REVISION HISTORY: Transcribed by Christine Chua and edited by John van Wyhe 11.2022. RN1


[page] 570

Erasmus Darwin. By Ernst Krause. Translated from the German by W. S. Dallas. With a preliminary notice by Charles Darwin. 12mo. New York: D. Appleton & Co. 1880.

This work purports to be a translation of an article published in the German scientific journal Kosmos, on Erasmus Darwin, grandfather of Charles Darwin, and author of the Zoonomia, Botanic Garden, and other works. The "preliminary notice," however, constitutes the major portion of the work. It alone gives the history of Dr. Darwin's life, while Dr. Krause's brief essay is entirely concerned with the analysis of his works, and the vindication of his claim to be the true founder, in great part at least, of that system of evolution through natural selection of which his grandson is the exponent in our own day. To Mr. Charles Darwin the preparation of this sketch has evidently been a labor of love, and we, of course, should be the last to carp at his filial piety. At the same time it must be said that there was little either in the character or pursuits of Erasmus Darwin which is calculated to arouse any very general interest in the details of his life. An eminent member of the medical profession, a keen observer and bold speculator in natural history, he undoubtedly was; but even these qualities will hardly suffice to fascinate the general public with the humdrum life of an English provincial doctor of the last century.
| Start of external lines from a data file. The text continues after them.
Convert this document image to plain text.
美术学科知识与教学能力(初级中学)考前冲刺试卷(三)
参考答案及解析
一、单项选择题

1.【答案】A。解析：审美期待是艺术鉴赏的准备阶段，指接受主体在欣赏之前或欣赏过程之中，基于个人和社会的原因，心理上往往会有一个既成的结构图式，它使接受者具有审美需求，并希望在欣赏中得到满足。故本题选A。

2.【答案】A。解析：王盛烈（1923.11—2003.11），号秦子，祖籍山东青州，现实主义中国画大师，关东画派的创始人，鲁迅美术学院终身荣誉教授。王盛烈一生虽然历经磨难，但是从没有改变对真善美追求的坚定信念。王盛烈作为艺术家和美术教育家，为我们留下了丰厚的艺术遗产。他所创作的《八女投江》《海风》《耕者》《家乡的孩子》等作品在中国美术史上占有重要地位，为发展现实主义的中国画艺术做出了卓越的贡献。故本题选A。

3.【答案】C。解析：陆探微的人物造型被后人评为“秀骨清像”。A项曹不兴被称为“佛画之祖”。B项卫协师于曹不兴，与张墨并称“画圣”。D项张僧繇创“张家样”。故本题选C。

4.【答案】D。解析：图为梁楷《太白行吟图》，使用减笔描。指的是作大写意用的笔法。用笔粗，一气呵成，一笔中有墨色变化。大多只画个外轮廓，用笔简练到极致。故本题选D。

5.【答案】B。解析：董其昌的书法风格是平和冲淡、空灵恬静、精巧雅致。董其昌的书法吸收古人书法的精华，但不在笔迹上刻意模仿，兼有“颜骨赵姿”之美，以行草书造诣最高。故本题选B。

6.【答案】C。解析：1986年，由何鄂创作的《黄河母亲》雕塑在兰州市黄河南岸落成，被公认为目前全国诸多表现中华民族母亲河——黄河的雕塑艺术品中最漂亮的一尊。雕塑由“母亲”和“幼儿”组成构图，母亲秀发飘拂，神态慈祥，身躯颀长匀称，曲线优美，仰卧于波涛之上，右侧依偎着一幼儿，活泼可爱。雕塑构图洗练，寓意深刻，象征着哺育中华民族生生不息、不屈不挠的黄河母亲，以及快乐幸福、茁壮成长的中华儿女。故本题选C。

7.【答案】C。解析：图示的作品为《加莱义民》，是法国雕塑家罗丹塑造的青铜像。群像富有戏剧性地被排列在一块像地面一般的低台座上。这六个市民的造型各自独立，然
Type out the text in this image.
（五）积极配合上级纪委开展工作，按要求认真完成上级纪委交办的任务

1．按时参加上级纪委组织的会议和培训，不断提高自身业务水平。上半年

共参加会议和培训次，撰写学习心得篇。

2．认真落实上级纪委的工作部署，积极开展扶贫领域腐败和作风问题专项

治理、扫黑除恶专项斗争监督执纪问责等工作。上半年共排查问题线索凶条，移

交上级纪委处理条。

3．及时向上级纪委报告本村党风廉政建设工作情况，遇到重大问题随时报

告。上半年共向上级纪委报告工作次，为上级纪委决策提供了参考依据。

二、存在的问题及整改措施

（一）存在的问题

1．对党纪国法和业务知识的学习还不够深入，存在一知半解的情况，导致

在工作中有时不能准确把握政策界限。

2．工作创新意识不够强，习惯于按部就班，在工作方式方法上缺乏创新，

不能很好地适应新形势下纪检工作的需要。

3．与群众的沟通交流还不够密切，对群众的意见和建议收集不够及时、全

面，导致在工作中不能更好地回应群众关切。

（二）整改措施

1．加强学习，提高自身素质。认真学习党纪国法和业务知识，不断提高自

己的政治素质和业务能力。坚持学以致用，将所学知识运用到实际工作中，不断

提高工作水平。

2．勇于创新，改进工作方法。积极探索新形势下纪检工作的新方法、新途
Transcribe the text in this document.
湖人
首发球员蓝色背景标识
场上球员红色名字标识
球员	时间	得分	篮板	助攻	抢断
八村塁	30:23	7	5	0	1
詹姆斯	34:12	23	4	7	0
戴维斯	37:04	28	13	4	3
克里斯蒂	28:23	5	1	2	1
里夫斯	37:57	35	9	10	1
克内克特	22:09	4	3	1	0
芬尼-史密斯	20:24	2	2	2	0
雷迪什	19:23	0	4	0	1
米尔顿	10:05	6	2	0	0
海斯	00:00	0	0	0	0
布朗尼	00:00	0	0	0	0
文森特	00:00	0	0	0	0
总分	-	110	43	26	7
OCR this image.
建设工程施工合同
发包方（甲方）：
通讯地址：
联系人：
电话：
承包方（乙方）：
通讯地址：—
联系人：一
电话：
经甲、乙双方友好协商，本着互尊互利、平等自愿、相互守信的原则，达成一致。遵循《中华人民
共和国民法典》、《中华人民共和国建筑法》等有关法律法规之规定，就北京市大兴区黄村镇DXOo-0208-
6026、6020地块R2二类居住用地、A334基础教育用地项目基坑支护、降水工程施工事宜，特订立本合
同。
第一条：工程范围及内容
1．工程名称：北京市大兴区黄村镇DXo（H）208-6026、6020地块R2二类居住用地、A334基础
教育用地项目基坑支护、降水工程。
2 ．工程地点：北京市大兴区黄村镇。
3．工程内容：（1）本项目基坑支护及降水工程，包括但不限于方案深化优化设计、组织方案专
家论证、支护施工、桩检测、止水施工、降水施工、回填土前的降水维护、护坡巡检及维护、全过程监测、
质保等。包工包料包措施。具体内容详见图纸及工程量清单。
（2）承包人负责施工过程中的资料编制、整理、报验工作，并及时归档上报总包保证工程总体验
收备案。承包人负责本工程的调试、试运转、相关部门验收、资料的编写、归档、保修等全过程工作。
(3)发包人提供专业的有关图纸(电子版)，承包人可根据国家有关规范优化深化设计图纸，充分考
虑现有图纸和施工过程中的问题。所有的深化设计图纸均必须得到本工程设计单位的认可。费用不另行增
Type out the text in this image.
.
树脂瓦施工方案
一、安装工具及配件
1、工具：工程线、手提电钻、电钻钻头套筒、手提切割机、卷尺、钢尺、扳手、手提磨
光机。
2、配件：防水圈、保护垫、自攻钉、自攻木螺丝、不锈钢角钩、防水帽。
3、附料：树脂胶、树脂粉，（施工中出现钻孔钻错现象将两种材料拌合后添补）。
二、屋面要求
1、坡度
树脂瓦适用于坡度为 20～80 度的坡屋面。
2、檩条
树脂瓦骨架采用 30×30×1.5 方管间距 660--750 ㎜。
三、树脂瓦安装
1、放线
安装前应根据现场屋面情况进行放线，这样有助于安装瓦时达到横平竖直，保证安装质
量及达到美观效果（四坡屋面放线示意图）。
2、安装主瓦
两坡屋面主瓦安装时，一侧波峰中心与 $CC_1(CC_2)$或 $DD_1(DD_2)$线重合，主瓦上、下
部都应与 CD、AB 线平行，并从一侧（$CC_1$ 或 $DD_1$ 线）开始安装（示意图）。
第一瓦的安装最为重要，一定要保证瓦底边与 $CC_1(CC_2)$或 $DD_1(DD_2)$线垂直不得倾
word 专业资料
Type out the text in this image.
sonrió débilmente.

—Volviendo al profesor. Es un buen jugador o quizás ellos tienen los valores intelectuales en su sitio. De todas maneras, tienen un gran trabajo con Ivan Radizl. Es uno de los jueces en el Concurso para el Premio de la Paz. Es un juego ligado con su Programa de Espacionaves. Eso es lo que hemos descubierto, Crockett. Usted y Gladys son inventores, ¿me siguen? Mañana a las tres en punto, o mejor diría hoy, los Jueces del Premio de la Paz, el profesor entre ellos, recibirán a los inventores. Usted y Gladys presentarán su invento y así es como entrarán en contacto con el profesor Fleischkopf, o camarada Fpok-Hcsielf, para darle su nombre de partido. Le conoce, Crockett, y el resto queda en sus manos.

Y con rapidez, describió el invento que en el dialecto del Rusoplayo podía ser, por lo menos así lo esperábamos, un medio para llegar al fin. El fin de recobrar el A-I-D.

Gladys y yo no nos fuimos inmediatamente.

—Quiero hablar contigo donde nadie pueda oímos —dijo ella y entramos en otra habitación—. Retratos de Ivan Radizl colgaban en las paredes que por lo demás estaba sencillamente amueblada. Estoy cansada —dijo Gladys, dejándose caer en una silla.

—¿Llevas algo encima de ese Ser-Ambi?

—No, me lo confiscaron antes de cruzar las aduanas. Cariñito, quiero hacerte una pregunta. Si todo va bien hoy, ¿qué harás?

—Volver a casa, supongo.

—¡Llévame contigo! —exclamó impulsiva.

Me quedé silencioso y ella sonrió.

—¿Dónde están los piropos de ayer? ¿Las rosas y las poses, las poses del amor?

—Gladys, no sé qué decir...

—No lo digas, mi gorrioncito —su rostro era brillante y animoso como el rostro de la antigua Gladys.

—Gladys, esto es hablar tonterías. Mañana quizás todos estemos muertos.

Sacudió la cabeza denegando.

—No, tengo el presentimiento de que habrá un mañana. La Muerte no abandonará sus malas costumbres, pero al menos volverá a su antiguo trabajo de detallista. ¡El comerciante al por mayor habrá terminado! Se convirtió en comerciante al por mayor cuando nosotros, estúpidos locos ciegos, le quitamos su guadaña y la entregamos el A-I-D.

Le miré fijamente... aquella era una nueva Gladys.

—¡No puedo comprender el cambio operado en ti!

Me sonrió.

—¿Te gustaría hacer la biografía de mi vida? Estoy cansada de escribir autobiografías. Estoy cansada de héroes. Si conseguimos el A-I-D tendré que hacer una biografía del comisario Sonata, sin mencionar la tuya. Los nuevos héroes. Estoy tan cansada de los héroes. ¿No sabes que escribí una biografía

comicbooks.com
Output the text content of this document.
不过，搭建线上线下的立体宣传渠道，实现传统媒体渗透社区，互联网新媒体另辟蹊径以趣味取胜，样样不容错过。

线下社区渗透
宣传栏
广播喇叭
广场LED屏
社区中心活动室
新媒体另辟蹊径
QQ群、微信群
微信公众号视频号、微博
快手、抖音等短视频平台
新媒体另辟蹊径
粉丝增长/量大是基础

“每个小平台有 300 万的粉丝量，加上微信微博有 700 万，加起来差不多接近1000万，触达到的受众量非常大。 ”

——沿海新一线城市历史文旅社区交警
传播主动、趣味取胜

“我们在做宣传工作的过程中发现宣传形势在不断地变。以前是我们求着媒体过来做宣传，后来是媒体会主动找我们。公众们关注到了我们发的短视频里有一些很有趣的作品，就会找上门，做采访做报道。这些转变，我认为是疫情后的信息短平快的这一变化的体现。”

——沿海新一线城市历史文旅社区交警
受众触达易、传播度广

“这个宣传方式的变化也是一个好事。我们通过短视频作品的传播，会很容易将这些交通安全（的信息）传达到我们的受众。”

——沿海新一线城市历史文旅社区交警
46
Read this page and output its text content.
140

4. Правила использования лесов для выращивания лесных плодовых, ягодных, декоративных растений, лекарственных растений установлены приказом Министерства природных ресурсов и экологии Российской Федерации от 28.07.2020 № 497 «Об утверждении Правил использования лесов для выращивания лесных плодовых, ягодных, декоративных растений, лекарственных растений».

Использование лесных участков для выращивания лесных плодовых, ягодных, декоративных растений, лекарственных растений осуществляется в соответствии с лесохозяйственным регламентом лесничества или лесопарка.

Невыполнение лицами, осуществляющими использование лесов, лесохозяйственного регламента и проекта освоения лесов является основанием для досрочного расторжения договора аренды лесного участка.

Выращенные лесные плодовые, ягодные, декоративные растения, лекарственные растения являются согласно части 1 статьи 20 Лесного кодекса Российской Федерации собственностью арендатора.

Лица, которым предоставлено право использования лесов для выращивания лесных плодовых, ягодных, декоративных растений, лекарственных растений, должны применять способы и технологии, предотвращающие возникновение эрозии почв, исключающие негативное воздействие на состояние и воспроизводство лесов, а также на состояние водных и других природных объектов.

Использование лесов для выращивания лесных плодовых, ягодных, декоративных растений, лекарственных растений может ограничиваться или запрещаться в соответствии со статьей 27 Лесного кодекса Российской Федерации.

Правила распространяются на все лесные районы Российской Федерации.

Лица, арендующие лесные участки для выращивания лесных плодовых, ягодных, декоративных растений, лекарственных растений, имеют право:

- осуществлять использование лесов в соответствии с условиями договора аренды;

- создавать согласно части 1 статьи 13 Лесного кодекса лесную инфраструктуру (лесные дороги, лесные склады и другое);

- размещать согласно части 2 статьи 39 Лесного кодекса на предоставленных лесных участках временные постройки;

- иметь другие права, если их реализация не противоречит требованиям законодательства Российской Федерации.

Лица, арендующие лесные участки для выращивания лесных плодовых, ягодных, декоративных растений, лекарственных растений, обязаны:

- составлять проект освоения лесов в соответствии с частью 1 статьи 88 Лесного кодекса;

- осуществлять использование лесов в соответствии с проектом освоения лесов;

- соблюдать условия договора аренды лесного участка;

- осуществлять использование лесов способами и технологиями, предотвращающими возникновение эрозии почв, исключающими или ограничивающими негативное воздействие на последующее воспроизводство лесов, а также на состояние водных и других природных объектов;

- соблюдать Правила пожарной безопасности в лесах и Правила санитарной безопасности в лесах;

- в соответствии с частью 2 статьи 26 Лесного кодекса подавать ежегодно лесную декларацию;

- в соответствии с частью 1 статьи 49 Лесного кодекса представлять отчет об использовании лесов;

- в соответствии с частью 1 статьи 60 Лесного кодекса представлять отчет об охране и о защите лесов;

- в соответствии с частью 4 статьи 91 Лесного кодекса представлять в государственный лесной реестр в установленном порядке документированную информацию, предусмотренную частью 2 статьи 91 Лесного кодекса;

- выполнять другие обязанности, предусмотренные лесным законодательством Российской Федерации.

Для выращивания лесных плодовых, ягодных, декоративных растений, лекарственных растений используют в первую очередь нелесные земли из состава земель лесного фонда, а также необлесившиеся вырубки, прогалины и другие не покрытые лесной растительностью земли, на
Dr. Darwin was a poet also, of sufficient ability to draw from Byron the epithet of "mighty master of unmeaning rhyme." In his long didactic poems, as well as in his prose writings, he indulged in those speculations on the development of living creatures which caused his contemporaries to use the term Darwinizing "nearly as the antithesis of sober biological investigation." Dr. Krause shows that in these works are found the doctrines of evolution, reversion to primitive types, rudimentary organs, the struggle for existence, sexual selection, and in fact nearly all of those ideas which Charles Darwin and Alfred R. Wal

[page] 571

lace have elaborated into the modern theory of evolution. A fact which seems to have escaped Krause's notice is that in another question also, the government of the universe, Charles Darwin apparently holds the same position which was held by his grandfather. "That there exists a superior Ens Entium," says the latter, "which formed these wonderful creatures, is a mathematical demonstration. That he influences things by a particular providence is not so evident. The probability, according to my notion, is against it, since general laws seem sufficient for that end." This, if we are not mistaken, is precisely the view expressed of late years by Mr. Darwin in several places. "The birth, both of the species and of the individual, are equally parts of that grand sequence of events which our minds refuse to accept as the result of blind chance. The understanding revolts at such a conclusion,

whether or not we are able to believe that every slight variation of structure, the union of each pair in marriage, the dissemination of each seed, and other such events, have all been ordained for some special purpose" (Descent of Man, vol. ii., p. 378).

The same view is maintained much more expressly in the Origin of Species. Its fallacy has been ably pointed out by St. George Mivart in his Genesis of Species, and we draw attention to it here only to suggest that ancestral prejudice may perhaps have more to do with at least one of Mr. Darwin's scientific opinions than he, in his philosophic deliberations, would be disposed to imagine.